The results demonstrate that ConfiDx surpasses off-the-shelf models significantly in terms of diagnostic accuracy and uncertainty recognition. For example, the fine-tuned LLMs showed a diagnostic accuracy improvement of over 68.3% compared to baseline models, with statistically significant results (p < 0.001). Furthermore, ConfiDx achieved interpretative accuracy scores ranging from 25.3% to 43.8%, highlighting enhanced explanatory capacity compared to standard models.

Additionally, the robustness of ConfiDx was proven through its performance on the MIMIC-U dataset, which consists of diseases absent from the training data. Fine-tuned LLMs succeeded in delivering consistent accuracy improvements: up to 41.8% over baseline models in recognizing diagnostic uncertainty.

Implications and Future Directions

The implications of this research are significant, especially concerning enhancing the reliability and trustworthiness of diagnostic models. By integrating diagnostic criteria into model training, ConfiDx promises to increase the accuracy of automatic diagnoses while providing clinicians with detailed explanations necessary for patient care. This dual capability could minimize misdiagnoses and adverse consequences, effectively transforming clinical decision-making.
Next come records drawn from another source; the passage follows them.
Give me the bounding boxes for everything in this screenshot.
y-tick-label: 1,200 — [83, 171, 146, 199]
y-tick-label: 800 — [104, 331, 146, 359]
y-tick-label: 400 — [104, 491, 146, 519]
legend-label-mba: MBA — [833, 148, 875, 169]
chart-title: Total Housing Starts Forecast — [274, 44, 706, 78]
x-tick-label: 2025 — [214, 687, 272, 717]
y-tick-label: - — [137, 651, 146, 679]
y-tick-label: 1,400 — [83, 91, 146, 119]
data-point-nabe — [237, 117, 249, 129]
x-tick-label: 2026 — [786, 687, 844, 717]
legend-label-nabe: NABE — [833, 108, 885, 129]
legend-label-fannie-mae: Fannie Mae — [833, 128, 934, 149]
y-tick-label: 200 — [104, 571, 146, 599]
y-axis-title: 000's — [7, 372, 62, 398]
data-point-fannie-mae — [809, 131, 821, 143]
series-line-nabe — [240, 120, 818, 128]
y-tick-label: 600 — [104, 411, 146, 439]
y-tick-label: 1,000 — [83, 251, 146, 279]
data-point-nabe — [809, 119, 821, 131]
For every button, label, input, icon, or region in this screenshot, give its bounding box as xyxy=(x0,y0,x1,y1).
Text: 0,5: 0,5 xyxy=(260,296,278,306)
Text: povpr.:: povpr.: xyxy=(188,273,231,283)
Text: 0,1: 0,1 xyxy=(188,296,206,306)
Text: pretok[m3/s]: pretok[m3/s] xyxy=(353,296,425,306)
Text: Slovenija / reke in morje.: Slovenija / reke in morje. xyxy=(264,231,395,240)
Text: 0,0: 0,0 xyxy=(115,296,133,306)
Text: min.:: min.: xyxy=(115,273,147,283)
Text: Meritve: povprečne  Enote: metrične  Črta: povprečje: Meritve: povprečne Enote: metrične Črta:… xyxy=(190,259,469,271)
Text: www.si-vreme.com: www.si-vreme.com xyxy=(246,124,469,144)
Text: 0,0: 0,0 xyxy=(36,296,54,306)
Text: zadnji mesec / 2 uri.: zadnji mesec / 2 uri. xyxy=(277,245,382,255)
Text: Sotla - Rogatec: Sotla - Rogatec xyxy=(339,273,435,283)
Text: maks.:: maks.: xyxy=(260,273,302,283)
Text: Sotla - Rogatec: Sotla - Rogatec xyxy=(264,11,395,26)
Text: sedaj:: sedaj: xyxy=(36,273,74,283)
Moreover, the paper lays a foundation for future developments in AI by demonstrating that LLMs' training efficiency can be improved through expert-level task alignment. Future research could explore expanding these models' capabilities to include broader sets of medical specialties and integrating real-time data for dynamic diagnostic processing.

Conclusion

"Uncertainty-Aware LLMs for Explainable Disease Diagnosis" presents a decisive improvement in the field of automatic disease diagnosis. ConfiDx exemplifies a significant stride towards bridging the gap between computational models and clinical reliability, underscoring the importance of addressing diagnostic uncertainty with precision and thorough explanations. This research not only informs current AI implementations in healthcare but also propels the vision for developing more comprehensive diagnostic tools that cater to the nuances of clinical settings.